Treatment may involve gene replacement, gene targeting, antisense inhibition, gene expression or gene suppression. Gene replacement involves replacing a copy of a defective gene with another copy by homologous recombination. Gene targeting involves the disruption of a cellular copy of a gene by homologous recombination. Antisense inhibition exploits the specificity of hybridization reactions between two complementary nucleic acid chains to suppress gene expression. Cloned genes can be engineered to express RNA from only one or the other DNA strands. The resultant RNA hybridizes to the sense RNA and inhibits gene expression. Gene expression and gene suppression involve the introduction of genes whose expression actively inhibits neoplastic transformation and metastasis.

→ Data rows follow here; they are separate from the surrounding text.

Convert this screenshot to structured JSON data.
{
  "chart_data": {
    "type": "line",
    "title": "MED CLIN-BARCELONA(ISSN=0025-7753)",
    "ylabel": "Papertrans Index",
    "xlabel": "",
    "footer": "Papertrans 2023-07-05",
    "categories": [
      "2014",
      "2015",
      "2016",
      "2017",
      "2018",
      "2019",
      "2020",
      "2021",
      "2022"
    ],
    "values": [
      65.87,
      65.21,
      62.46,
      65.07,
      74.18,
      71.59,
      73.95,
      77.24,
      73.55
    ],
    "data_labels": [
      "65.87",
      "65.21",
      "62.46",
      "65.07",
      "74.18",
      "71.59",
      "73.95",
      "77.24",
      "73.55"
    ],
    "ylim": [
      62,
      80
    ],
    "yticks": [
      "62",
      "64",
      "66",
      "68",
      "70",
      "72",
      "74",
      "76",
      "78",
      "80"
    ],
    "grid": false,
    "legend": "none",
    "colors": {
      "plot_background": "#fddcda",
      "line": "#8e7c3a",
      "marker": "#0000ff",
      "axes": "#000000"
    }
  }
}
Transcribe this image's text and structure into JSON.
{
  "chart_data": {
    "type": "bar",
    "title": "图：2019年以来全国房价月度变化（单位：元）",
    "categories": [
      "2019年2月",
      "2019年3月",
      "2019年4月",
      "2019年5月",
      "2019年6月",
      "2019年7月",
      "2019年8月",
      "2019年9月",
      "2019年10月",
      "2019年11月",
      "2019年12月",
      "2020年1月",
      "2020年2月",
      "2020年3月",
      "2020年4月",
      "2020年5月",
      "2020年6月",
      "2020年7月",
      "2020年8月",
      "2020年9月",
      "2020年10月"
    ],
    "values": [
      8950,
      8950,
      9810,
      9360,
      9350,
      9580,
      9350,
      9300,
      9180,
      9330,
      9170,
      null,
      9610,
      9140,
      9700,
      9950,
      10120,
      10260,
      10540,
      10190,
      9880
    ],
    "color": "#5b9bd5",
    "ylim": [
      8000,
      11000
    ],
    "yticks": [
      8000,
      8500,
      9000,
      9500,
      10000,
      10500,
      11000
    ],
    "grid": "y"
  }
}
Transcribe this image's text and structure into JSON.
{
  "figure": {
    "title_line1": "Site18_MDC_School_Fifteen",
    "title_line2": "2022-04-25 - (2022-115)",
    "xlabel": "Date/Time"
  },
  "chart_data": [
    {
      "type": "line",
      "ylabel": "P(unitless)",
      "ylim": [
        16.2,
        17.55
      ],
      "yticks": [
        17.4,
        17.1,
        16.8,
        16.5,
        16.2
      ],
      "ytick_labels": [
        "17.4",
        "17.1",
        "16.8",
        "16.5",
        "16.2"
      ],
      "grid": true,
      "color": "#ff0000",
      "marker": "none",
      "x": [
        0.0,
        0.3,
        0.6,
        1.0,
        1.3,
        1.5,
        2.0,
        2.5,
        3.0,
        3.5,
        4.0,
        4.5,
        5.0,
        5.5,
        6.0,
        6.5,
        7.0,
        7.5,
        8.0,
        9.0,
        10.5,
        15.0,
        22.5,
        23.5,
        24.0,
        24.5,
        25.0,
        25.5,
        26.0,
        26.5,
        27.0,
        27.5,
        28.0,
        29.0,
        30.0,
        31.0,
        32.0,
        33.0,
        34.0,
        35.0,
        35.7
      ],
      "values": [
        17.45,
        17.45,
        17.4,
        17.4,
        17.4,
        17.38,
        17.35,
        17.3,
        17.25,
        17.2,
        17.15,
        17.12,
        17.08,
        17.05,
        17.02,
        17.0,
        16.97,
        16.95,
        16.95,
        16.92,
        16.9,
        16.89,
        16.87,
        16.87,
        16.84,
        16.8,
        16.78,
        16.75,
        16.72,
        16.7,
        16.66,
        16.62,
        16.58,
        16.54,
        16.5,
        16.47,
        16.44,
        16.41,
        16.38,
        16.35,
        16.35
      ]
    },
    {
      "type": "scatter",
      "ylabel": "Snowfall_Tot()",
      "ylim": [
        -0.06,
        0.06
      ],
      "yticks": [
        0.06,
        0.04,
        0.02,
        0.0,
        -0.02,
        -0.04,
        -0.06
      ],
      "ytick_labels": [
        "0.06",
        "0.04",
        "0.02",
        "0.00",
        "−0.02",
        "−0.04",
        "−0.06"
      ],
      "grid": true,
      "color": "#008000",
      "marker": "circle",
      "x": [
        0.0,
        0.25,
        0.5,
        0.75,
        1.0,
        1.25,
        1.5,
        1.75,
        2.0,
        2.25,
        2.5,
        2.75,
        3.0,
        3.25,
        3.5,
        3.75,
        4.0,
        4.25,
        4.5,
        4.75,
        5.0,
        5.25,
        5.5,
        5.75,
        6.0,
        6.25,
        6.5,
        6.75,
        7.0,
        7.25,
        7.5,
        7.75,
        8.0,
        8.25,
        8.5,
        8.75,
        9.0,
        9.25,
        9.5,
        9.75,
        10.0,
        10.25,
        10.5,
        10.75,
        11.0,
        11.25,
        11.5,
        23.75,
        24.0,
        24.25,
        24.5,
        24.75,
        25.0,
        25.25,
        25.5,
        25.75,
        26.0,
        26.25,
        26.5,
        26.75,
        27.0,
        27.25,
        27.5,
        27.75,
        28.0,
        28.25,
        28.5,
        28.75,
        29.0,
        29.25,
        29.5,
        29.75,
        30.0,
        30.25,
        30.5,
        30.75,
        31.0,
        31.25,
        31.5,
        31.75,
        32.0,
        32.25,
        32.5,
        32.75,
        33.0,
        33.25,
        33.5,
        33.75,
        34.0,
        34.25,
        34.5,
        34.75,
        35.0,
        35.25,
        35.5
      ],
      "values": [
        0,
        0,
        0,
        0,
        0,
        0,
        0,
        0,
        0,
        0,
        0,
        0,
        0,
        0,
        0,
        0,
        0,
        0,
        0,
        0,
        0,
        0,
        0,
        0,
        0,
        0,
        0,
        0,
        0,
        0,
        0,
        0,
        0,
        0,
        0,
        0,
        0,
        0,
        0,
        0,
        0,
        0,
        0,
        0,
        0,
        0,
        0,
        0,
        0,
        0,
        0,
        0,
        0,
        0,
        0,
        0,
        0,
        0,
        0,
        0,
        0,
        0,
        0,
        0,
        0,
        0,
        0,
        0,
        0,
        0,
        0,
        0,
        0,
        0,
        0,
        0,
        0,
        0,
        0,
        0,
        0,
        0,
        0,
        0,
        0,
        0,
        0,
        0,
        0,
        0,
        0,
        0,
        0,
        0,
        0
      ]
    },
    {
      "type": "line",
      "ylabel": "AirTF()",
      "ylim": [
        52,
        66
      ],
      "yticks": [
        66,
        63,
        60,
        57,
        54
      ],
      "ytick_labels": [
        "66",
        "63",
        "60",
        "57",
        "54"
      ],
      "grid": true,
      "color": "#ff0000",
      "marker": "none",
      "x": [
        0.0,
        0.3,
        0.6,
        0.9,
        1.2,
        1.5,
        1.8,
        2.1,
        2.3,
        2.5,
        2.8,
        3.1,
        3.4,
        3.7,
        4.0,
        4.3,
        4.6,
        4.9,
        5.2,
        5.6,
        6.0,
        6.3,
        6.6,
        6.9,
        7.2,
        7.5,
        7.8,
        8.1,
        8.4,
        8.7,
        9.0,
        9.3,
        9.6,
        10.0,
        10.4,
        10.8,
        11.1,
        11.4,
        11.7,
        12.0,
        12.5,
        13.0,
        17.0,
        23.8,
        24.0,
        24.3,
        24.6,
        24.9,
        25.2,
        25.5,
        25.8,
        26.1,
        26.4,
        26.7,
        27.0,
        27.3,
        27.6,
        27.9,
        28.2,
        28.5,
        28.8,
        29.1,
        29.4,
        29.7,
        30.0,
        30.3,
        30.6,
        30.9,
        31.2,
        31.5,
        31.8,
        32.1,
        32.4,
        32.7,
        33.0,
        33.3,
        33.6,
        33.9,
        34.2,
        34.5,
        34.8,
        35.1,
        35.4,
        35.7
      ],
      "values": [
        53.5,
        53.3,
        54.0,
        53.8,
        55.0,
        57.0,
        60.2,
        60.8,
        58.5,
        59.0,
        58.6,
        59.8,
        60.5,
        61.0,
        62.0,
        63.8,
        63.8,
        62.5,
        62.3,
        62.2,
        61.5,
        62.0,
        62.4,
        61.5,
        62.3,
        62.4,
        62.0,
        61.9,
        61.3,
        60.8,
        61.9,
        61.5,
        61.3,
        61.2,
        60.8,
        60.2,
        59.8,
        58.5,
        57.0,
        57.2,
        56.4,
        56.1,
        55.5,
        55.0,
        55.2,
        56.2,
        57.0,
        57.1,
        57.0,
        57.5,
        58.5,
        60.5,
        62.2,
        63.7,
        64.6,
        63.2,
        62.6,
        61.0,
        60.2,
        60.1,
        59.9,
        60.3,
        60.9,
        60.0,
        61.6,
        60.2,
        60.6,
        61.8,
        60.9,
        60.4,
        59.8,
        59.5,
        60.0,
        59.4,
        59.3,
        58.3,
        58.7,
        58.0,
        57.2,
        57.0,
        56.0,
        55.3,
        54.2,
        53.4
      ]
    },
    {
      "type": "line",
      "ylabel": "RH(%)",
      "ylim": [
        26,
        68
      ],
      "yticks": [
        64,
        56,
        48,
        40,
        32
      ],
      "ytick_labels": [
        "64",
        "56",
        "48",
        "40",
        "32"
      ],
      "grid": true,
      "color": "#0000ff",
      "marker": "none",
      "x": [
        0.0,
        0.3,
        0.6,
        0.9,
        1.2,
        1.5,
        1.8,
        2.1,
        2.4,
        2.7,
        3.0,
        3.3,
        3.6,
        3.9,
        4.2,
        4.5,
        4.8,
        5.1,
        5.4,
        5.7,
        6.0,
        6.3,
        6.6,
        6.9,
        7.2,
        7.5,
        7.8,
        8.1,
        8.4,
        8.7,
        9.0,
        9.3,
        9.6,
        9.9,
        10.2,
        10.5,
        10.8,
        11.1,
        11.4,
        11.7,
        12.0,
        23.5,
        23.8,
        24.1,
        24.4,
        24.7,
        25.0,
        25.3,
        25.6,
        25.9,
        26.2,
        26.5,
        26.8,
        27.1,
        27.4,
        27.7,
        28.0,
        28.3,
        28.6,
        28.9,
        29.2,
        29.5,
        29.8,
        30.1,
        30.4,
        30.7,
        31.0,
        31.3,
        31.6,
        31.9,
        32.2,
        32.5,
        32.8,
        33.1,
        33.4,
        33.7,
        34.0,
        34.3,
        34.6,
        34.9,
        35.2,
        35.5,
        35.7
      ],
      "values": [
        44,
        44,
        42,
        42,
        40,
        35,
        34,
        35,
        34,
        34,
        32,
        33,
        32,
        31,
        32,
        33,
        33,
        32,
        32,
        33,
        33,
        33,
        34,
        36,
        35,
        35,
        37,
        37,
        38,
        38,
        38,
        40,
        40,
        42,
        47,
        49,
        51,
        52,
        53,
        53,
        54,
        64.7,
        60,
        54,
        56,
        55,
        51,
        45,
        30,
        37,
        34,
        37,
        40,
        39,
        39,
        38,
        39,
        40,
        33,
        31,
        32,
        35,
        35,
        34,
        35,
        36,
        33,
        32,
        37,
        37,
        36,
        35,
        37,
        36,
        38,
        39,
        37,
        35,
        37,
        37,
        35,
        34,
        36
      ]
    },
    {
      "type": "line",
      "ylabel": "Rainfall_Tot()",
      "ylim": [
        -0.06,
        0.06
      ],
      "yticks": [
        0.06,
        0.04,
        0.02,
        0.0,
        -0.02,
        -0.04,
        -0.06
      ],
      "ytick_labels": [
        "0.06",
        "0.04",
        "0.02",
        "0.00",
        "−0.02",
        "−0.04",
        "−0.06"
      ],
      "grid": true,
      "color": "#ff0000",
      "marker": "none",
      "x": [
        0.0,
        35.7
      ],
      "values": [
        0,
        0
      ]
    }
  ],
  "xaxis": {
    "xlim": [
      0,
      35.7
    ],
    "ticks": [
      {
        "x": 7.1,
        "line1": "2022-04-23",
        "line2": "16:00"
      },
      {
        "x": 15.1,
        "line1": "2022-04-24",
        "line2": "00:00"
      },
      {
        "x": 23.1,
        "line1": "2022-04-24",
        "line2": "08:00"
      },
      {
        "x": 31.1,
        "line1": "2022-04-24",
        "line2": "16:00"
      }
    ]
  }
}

Another embodiment of the invention is directed to nucleic acids which comprise a sequence identified by the methods of the invention. The nucleic acid may be DNA, RNA or PNA and may be used as a diagnostic tool in the treatment of neoplastic disorders and malignant tumors. The nucleic acids may comprise additional sequences such as promoters, for expression of a sense or antisense message, recombination sequences for gene targeting, selectable markers for transfections, or replication origins for passage in a prokaryotic or eukaryotic host such as animal cells, bacteria or yeast.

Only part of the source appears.